The transistor radio sat on her bedhead directly behind her. It was Japanese and had a little aerial you could pull out, and you needed it here because the signal was weak. Kitty levered herself up with her elbows to take one last look at it before dropping back down and trying to sleep. She didn’t dare turn it on because then her mum would want to know where it came from. What she would do was, she would hide it. Meanwhile she would start saying how she was going to save up to buy one from her pocket and babysitting money. It was the happiest night of Kitty’s life. Winning the competition and shoving it right up the nose of that bitch, Brenda, that was one thing, but then to have Todd actually ask for her phone number …
She let out a little squeal and her legs kicked furiously under the sheets.

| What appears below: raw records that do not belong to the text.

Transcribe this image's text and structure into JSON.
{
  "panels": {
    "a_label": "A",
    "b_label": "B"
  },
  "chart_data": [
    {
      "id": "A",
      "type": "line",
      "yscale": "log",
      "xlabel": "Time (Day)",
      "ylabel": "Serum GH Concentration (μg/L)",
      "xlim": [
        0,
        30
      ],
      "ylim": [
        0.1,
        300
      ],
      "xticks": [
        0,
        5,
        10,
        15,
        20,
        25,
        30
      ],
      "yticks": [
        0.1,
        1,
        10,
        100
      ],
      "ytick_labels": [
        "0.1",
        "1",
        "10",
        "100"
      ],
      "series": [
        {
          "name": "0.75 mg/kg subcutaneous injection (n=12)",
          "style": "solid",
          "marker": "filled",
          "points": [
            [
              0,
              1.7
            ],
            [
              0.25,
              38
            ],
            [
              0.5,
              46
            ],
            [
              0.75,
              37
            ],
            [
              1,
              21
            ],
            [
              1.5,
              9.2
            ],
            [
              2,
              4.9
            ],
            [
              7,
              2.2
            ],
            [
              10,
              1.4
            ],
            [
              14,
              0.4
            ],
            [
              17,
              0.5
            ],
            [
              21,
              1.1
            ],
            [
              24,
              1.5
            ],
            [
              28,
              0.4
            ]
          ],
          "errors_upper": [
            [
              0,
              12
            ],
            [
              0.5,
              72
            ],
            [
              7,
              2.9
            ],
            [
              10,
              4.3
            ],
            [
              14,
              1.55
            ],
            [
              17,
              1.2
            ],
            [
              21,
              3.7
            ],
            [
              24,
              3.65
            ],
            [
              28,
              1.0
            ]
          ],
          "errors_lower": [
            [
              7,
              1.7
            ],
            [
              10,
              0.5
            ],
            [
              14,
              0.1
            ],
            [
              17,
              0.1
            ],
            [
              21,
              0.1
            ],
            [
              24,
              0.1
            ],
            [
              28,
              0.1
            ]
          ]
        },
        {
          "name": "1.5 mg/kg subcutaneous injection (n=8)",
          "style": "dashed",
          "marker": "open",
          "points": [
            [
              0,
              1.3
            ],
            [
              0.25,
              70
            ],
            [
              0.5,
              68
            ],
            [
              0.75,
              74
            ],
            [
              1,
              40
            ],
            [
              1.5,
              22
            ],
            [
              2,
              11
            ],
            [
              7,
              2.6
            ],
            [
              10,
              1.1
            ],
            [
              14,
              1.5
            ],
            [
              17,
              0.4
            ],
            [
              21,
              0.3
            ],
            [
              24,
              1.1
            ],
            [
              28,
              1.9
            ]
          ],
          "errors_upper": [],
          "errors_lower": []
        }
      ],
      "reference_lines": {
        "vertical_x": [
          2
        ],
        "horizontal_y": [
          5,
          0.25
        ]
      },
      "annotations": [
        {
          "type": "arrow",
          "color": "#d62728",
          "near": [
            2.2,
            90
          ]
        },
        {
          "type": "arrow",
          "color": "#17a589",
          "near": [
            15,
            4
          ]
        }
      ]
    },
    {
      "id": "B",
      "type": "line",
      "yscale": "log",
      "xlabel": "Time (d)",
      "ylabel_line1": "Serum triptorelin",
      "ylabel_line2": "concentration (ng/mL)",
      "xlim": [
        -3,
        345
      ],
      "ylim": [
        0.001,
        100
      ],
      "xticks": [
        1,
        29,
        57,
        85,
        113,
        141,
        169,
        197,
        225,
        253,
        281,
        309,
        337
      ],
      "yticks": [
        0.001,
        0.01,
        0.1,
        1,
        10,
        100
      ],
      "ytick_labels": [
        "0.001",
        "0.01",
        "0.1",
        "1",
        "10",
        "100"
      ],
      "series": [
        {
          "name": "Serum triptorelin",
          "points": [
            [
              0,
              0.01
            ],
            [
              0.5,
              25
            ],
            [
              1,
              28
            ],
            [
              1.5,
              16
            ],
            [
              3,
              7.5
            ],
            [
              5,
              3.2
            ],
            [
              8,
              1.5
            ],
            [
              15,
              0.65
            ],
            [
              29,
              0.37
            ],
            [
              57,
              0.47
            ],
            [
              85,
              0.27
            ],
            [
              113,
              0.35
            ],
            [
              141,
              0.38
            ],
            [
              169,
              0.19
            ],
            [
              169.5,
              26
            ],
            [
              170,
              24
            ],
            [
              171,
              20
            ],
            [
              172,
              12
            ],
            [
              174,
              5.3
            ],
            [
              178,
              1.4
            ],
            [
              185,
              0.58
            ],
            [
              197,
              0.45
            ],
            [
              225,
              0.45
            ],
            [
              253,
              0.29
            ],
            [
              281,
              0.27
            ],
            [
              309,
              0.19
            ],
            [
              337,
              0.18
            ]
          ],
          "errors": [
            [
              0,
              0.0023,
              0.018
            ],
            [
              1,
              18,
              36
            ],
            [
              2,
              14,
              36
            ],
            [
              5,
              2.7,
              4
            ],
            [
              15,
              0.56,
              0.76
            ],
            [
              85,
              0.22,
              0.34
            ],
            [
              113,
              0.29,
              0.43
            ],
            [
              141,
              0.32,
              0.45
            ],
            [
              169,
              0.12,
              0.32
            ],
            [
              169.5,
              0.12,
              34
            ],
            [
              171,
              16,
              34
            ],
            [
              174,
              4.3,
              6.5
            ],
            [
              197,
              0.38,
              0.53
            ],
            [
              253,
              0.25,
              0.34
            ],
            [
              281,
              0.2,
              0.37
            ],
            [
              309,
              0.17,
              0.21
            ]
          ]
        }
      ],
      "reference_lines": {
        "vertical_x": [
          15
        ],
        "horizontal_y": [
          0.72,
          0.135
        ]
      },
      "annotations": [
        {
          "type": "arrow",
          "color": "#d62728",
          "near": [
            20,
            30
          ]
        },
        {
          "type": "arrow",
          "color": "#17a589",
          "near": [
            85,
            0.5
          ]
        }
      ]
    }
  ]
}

Why would he want her number unless he was planning to ask her out? There was no way now she could sleep, she’d be lying awake the whole night because perhaps tomorrow, the phone would ring.
4. Membership
Blake drove south towards the meeting place, a picnic area five miles out of town. Sensibly, Nalder did not like anything open to public scrutiny and the picnic spot had always been deserted on their previous meets, which were traditionally set for around ten a.m. It was a fine clear day, the humidity not yet roused as Blake turned off the coast road and headed inland along a gravel road that ran to the river. He was surprised to see Nalder’s car pulled over to the side, well short of the picnic area. Through his windscreen he could make out Nalder about a hundred yards ahead in his sergeant’s uniform standing in calf-high grass looking down at something. Blake parked behind Nalder, got out of his car and advanced. Halfway there he saw Nalder was holding something flat against his leg … a tyre iron. Nalder looked back at him, waiting till he was almost level.